Gatekeeper evaluates Anthropic API responses against Keep policy rules. Denied responses are blocked before reaching the client.

Overview

LLM policy evaluation is configured through RunContextData.KeepEngines — a map of hostnames to Keep engine instances. When a proxied response matches a host with a Keep engine, gatekeeper buffers the response body, evaluates it against the engine’s rules, and either forwards or blocks the response.

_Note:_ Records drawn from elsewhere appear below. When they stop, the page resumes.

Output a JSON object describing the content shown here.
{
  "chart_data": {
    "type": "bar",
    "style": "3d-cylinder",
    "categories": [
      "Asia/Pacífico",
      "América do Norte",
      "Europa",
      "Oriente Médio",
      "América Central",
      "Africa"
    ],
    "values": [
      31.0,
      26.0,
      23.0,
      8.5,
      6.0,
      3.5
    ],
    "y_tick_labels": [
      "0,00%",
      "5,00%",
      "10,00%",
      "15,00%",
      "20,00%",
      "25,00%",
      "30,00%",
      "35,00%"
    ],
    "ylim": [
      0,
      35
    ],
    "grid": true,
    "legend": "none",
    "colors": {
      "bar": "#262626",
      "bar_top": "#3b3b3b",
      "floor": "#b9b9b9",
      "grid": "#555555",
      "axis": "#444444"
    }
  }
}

This feature is primarily used through moat’s configuration layer, which compiles Keep rule files into engines and attaches them to per-run context. Standalone gatekeeper does not expose Keep configuration in gatekeeper.yaml.


Evaluation flow

  1. The proxy intercepts an HTTPS response from a host that has a Keep engine configured (e.g., api.anthropic.com).
  2. The response body is buffered up to 10 MB (maxLLMResponseSize). Responses exceeding this limit are denied (fail-closed).
  3. If the response is gzip-compressed, it is decompressed for evaluation.
  4. The response is evaluated based on its Content-Type:
    • JSON responses — Parsed and evaluated via llm.EvaluateResponse.
    • SSE streaming responses (text/event-stream) — SSE events are parsed, evaluated via llm.EvaluateStream, and the (possibly redacted) events are forwarded.
  5. If the policy denies the response, a JSON error body is returned to the client.

Fail-closed behavior

All evaluation errors result in denial:

  • Gzip decompression failures
  • SSE parse errors
  • Keep evaluation errors
  • Response bodies exceeding 10 MB

Denied response format

When a response is denied, the client receives an HTTP 200 with a JSON body matching the Keep LLM gateway format:

{
  "type": "error",
  "error": {
    "type": "policy_denied",
    "message": "Policy denied: rule-name. Human-readable message."
  }
}

Observability

Policy denials are logged at warn level with fields:

FieldDescription
run_idRun ID from per-run context
scopePolicy scope (e.g., "llm")
operationOperation type
ruleRule name that triggered the denial
messageHuman-readable denial message

Policy denials are also recorded as OTel span events (policy.denial) and increment the proxy.policy.denials counter with proxy.policy.scope and proxy.policy.rule attributes.


Codec

Gatekeeper uses the Anthropic codec (anthropic.NewCodec()) for parsing API responses. The codec is stateless and shared across all requests.